The chronicle listed nothing for the days of his senseless, lonely journey to Mestre. Perlmann flicked back: bloodbath in the Square of Heavenly Peace in Peking. He didn’t read the column to the end. Against his true emotions, when he paid, and this time the proprietor didn’t dare to protest, he managed a conciliatory smile. Then he walked through the unusually warm evening to the harbor and sat down right on the edge of the embankment on a rock, against which the light waves broke.

Thousands of people had been shot, and he had wasted three days of his life on a harmless, ridiculous sentence, that anyone else would have forgotten long ago. He had the feeling of making himself very small and paying for this loss of any sense of proportion by staring, completely motionless, at the fine strips of spume that broke twitching from the night. It was not until he started shivering that he took off his glasses and wiped away the blurring layer of salt.
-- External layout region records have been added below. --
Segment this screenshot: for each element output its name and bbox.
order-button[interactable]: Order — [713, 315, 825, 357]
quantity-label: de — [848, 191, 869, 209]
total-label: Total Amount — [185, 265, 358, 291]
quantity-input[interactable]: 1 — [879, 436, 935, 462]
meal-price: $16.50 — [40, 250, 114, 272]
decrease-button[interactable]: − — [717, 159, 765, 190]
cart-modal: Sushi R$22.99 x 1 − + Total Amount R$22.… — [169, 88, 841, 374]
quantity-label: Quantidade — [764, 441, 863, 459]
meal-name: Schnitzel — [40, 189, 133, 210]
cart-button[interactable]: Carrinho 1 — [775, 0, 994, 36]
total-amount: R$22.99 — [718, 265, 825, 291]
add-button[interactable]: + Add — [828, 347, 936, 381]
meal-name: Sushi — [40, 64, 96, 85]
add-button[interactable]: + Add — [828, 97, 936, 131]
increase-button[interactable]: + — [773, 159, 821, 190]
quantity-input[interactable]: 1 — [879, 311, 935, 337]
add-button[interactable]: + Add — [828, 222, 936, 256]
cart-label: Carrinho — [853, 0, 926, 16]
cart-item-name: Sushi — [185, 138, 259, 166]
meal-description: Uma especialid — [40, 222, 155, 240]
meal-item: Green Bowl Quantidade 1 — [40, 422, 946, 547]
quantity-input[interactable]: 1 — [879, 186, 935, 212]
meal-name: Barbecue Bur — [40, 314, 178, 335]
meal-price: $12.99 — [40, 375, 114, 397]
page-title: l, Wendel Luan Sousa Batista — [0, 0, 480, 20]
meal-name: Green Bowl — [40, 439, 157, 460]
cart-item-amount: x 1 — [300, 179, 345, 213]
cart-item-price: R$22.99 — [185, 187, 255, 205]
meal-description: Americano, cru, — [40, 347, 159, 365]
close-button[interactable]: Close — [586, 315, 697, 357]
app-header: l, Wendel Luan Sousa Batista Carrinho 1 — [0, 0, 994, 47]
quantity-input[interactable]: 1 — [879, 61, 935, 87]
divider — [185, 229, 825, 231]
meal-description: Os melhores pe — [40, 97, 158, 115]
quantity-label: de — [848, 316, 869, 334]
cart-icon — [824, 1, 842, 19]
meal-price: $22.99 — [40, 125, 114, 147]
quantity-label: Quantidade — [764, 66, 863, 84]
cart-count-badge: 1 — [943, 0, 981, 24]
It was that movement that made him aware that resistance had been stirring in him for some time against his incipient feeling of guilt. It had not been a completely random sentence that he had fought against, but a sentence, my sentence, that stood in for all the linguistic waste that could bind and stifle someone’s experience. Sentences as a source of unfreedom . And the business about proportion, the sense of scale that had to be preserved – that wasn’t right either. Not here at any rate. Perlmann would have liked to know where the error was if one thought that the broadening of one’s perspective automatically produced the complete unimportance of all things in the forlorn limitedness. But the explanation didn’t come. He just knew: it wasn’t like that, even when expansion beyond the purely geographical encompass the magnitude of suffering.